The mechanism by which bisphosphonates can cause pseudogout attacks is unclear. One theory is that bisphosphonates inhibit alkaline phosphatase, which can dissolve calcium pyrophosphate crystals [9]. Another potential mechanism that has been suggested is the bisphosphonate‑induced lowering of serum calcium concentrations, which has been noted as a potential cause of crystal formation in the joints [10]. Despite the uncertain mechanism and the limited number of case reports present in the literature, a matched case-control study of adults with acute pseudogout between 1987 and 2012 in the UK-Clinical Practice Research Datalink found a positive association between bisphosphonate receipt and acute pseudogout [11].
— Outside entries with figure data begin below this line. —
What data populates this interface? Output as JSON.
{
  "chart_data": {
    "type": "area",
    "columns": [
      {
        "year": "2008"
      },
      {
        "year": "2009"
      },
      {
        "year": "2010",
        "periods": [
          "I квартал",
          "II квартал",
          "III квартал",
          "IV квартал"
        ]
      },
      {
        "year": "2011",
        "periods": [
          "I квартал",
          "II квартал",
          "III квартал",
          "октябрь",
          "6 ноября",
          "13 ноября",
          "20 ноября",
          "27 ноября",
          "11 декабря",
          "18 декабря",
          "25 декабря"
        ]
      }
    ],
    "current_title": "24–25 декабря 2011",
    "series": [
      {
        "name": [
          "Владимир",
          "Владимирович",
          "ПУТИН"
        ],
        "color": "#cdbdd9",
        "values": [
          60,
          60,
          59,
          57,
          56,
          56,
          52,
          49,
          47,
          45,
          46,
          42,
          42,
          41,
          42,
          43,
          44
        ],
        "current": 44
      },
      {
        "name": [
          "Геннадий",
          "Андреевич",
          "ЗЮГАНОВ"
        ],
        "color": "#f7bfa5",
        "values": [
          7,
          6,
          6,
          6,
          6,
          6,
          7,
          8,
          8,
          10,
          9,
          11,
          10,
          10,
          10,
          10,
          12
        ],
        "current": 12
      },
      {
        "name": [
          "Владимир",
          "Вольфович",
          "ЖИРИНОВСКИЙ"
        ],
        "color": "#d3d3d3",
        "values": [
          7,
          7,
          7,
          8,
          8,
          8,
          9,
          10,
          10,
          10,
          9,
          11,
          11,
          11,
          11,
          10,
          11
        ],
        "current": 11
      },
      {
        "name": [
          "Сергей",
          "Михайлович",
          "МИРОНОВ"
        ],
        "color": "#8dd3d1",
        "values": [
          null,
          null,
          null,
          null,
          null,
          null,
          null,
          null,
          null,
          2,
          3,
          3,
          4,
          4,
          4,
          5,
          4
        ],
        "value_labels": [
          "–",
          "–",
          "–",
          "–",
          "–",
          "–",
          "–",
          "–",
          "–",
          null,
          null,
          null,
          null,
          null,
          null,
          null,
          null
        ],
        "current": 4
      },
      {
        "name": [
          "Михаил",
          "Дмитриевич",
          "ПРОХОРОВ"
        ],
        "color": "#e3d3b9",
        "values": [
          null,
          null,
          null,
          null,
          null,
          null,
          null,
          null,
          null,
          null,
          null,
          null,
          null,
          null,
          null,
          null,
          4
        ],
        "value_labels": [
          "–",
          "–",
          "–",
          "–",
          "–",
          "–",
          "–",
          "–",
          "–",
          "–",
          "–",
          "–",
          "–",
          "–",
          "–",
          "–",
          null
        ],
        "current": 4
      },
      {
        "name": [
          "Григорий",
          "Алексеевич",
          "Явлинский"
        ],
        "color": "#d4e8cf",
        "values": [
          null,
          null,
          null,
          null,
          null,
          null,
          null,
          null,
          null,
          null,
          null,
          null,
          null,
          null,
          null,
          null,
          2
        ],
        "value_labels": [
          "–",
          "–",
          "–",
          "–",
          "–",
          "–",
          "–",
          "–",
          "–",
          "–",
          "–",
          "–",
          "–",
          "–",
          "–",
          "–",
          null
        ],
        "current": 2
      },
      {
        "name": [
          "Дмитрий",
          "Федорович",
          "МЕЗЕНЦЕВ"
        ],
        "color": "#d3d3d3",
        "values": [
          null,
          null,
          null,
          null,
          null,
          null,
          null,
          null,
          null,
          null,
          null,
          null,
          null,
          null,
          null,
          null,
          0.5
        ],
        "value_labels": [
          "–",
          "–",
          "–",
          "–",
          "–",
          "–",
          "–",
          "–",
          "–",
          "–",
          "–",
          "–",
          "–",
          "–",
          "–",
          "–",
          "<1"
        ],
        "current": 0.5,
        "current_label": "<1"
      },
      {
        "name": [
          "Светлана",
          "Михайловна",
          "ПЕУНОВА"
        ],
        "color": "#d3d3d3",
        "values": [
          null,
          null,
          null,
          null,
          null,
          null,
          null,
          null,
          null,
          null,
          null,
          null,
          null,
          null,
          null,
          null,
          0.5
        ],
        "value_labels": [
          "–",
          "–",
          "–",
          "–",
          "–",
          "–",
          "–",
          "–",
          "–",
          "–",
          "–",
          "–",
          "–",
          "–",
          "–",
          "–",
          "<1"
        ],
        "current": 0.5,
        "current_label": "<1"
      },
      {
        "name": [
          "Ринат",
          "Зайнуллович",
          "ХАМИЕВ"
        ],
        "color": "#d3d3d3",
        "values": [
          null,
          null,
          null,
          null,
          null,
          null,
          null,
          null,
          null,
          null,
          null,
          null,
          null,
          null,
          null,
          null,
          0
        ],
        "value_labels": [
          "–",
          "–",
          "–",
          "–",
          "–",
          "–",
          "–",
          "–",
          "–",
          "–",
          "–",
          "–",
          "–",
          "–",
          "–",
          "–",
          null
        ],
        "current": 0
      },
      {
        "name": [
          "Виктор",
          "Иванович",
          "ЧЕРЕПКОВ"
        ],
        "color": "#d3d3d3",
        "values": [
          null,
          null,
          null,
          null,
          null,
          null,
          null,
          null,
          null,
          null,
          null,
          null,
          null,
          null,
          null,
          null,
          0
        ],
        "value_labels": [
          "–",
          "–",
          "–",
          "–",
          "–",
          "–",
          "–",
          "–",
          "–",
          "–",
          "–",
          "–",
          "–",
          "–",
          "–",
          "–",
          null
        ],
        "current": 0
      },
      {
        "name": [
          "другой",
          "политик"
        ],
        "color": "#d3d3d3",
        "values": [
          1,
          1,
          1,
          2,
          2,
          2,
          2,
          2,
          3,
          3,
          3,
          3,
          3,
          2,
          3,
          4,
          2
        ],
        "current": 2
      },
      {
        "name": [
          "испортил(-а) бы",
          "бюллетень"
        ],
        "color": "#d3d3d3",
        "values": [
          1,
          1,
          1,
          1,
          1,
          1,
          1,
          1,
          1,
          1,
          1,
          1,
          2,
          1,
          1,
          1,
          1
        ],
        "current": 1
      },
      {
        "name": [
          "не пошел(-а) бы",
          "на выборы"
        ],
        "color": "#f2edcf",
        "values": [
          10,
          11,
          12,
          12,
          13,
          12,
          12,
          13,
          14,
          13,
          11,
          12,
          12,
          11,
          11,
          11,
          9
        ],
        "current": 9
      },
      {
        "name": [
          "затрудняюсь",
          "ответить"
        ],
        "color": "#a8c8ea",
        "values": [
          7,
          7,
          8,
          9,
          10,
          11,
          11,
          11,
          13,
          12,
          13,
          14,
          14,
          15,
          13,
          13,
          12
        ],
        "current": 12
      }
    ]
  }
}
Common side effects associated with bisphosphonates, especially zoledronic acid, include symptoms of a flu-like illness such as fatigue, fever, arthralgia, and myalgia. Since the adverse effects from bisphosphonates share commonality with the presentation of pseudogout, differentiating these two entities may be challenging. Although acute pseudogout due to bisphosphonates appears to be rare based on the number of cases reported in the literature, it should be considered as a possibility in patients presenting with these symptoms after bisphosphonate administration to avoid mismanagement. As in the case of our patient, this may become more readily apparent if other symptoms of flu-like illness such as fever resolve, but other symptoms such as arthralgia persist.

Conclusions

To our knowledge, this is the third reported case of pseudogout associated with zoledronic acid. A growing number of cases of bisphosphonate-induced pseudogout are being reported in the literature. Although this appears to be a rare side effect, providers need to consider it in patients who present with persistent arthralgia following bisphosphonate administration so that it may be appropriately managed.